Dive Brief:
- Ransomware is the top security threat at higher education institutions, according to a new report from cybersecurity services firm BlueVoyant. The research was based on open-source data, including automated analysis of threat searches across thousands of colleges worldwide.
- Ransomware attacks on colleges doubled from 2019 to 2020, costing an institution $447,000 on average. Clop, Ryuk, NetWalker, and DoppelPaymer were the primary ransomware families targeting education institutions.

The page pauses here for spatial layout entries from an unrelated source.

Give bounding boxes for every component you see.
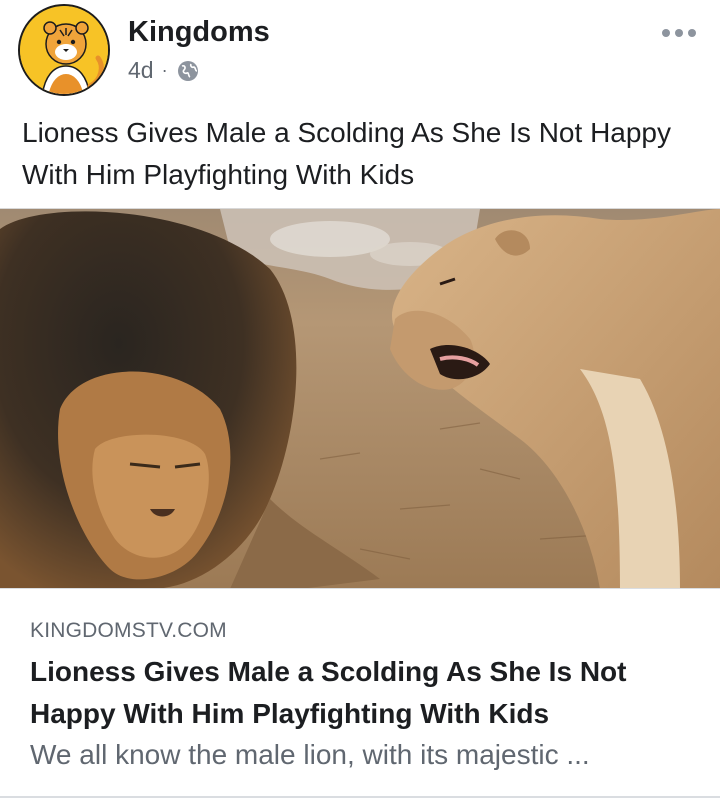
more-horizontal-icon <box>662 29 670 37</box>
globe-icon <box>177 60 198 81</box>
post-timestamp[interactable]: 4d <box>128 57 154 84</box>
tiger-logo-icon <box>20 6 108 94</box>
link-domain: KINGDOMSTV.COM <box>30 619 227 642</box>
more-options-button[interactable] <box>662 26 698 40</box>
link-title: Lioness Gives Male a Scolding As She Is … <box>30 656 627 729</box>
link-preview-info[interactable]: KINGDOMSTV.COM Lioness Gives Male a Scol… <box>0 588 720 798</box>
lion-photo <box>0 209 720 588</box>
meta-separator: · <box>161 60 168 80</box>
link-preview-image[interactable] <box>0 208 720 588</box>
page-avatar[interactable] <box>18 4 110 96</box>
post-message: Lioness Gives Male a Scolding As She Is … <box>22 117 672 190</box>
post-meta: 4d · <box>128 57 200 84</box>
link-preview-card[interactable]: KINGDOMSTV.COM Lioness Gives Male a Scol… <box>0 208 720 798</box>
page-name-link[interactable]: Kingdoms <box>128 16 270 49</box>
link-description: We all know the male lion, with its maje… <box>30 739 590 770</box>
post-header: Kingdoms 4d · <box>0 0 720 110</box>
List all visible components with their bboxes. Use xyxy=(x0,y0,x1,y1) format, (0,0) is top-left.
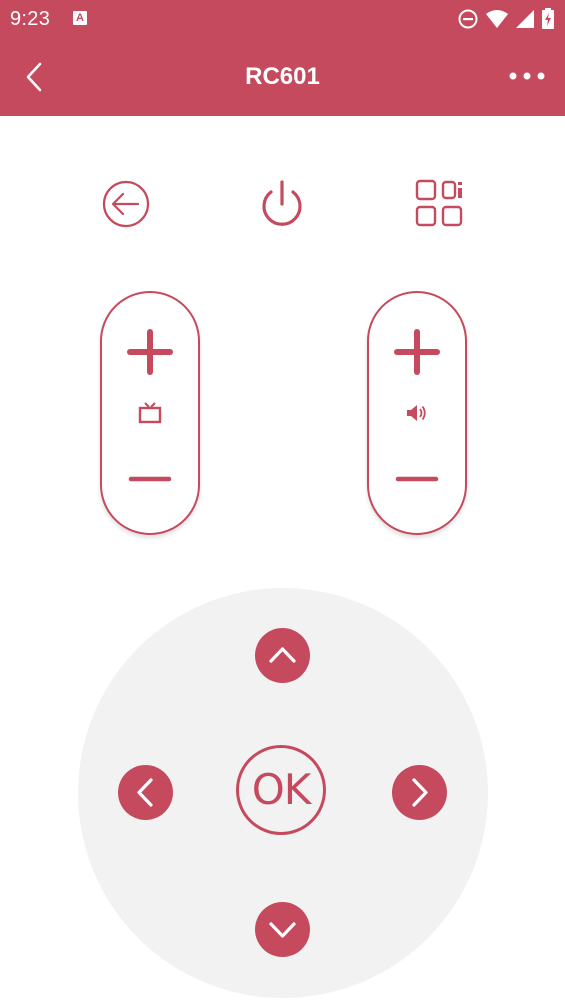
minus-icon xyxy=(395,476,439,482)
status-bar: 9:23 A xyxy=(0,0,565,38)
dpad-down-button[interactable] xyxy=(255,902,310,957)
ok-button[interactable]: OK xyxy=(236,745,326,835)
app-bar: RC601 xyxy=(0,38,565,116)
dpad-up-button[interactable] xyxy=(255,628,310,683)
power-button[interactable] xyxy=(256,178,308,230)
minus-icon xyxy=(128,476,172,482)
channel-label xyxy=(138,401,162,425)
more-horizontal-icon xyxy=(509,72,545,80)
speaker-icon xyxy=(407,405,426,421)
chevron-right-icon xyxy=(412,778,428,807)
a-notification-icon: A xyxy=(73,11,87,25)
signal-icon xyxy=(516,10,534,28)
chevron-down-icon xyxy=(269,922,296,938)
battery-icon xyxy=(542,8,554,29)
plus-icon xyxy=(394,329,440,375)
chevron-left-icon xyxy=(137,778,153,807)
volume-up-button[interactable] xyxy=(392,327,442,377)
do-not-disturb-icon xyxy=(458,9,478,29)
return-button[interactable] xyxy=(100,178,152,230)
ok-label: OK xyxy=(251,765,312,814)
plus-icon xyxy=(127,329,173,375)
more-options-button[interactable] xyxy=(507,66,547,86)
volume-label xyxy=(405,401,429,425)
status-time: 9:23 xyxy=(10,8,51,30)
tv-icon xyxy=(138,402,162,424)
apps-grid-icon xyxy=(415,179,463,227)
page-title: RC601 xyxy=(245,63,320,90)
dpad-right-button[interactable] xyxy=(392,765,447,820)
wifi-icon xyxy=(486,10,508,28)
back-arrow-circle-icon xyxy=(102,180,150,228)
menu-button[interactable] xyxy=(414,178,466,230)
channel-control xyxy=(100,291,200,535)
volume-down-button[interactable] xyxy=(392,459,442,499)
status-icons xyxy=(457,8,555,30)
power-icon xyxy=(262,180,302,226)
channel-down-button[interactable] xyxy=(125,459,175,499)
channel-up-button[interactable] xyxy=(125,327,175,377)
chevron-up-icon xyxy=(269,647,296,663)
volume-control xyxy=(367,291,467,535)
dpad-left-button[interactable] xyxy=(118,765,173,820)
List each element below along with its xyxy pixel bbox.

- According to the report, data breaches accounted for half of the security incidents colleges dealt with in 2019. It found that nation-state activity leading to data theft impacted more than 200 institutions over the last two years.
Dive Insight:
The pandemic ramped the adoption of laptops, smartphones, and tablets within colleges and universities. While higher education has long permitted remote work, the pandemic “challenged the boundary” of stable security, said Raechelle Clemmons, a former college chief information officer and now the vice president of industry relations at Tambellini Group, a higher education technology analyst firm.
“Information security and higher ed have been somewhat tactical,” Clemmons said. “There’s a lot more thinking towards sort of risk registers and our risk tolerance as an organization.”
Educause named information security the top higher ed IT issue for 2020. “To rely on perfect behavior from perfectly informed end-users using perfectly safeguarded systems, devices, and networks is … perfectly foolish. And yet we do,” the ed-tech advocacy group said in its report.
It encourages organizations to adopt a strategy to mitigate operational, legislative, and reputational risks to avoid significant incidents.
Security incidents will likely encourage a conversation around what technology options there are and how to be more proactive with unresponsive vendors in a particular area, Clemmons said. But it all depends on the maturity of a school’s security program.
There’s an appetite for in-house chief information security officers, or CISOs, in higher education. “You might see three or four institutions sharing a CISO,” or some outsource their security chiefs, Clemmons said. In responding to a security incident, unless an institution has experienced it, “it can be challenging to know what to do.”
BlueVoyant analyzed 30 institutions in Wisconsin, including the University of Michigan, Stanford University, and Fox Valley Technical College. This subset of the research was used to showcase the diversity in the higher education sector, including those with large legacy networks, large student bodies, and community colleges with “more varied and dedicated online programs and services,” according to the report.
All 30 schools had evidence of torrenting on their networks, a method for sharing large files from other devices over the internet. All 30 schools also had unsecured ports, with at least three-quarters having open remote desktop ports.
The security gaps are the most apparent weaknesses for the top threats: ransomware and data breaches. Between the two threats, which are often paired, schools face similar supply chain issues or vulnerabilities as companies.
In May 2020, cloud provider Blackbaud was hit by the AKO ransomware gang. The company stopped the hack before encryption began, but not before some of its customers, including education institutions, healthcare organizations, and nonprofits, may have been affected, such as:
Higher education institutions involved in COVID-19 vaccine research were subject to nation-state activity, according to the report. Russia-based Cozy Bear and Iran-based Scholar Kitten were identified as threats to the sector last year. At least five nation-state campaigns targeting universities have been identified in the previous two years, though researchers expect the actual number to be more significant.
According to an analysis by Cybersecurity Dive, before the Department of Justice and international law enforcement agencies disrupted NetWalker ransomware operations in January, the strain was linked to at least four higher education ransomware attacks in 2020.
NetWalker’s targets, the University of California San Francisco School of Medicine, paid hackers $1.14 million. The school defended the payout, saying the related data was essential to “the public good.”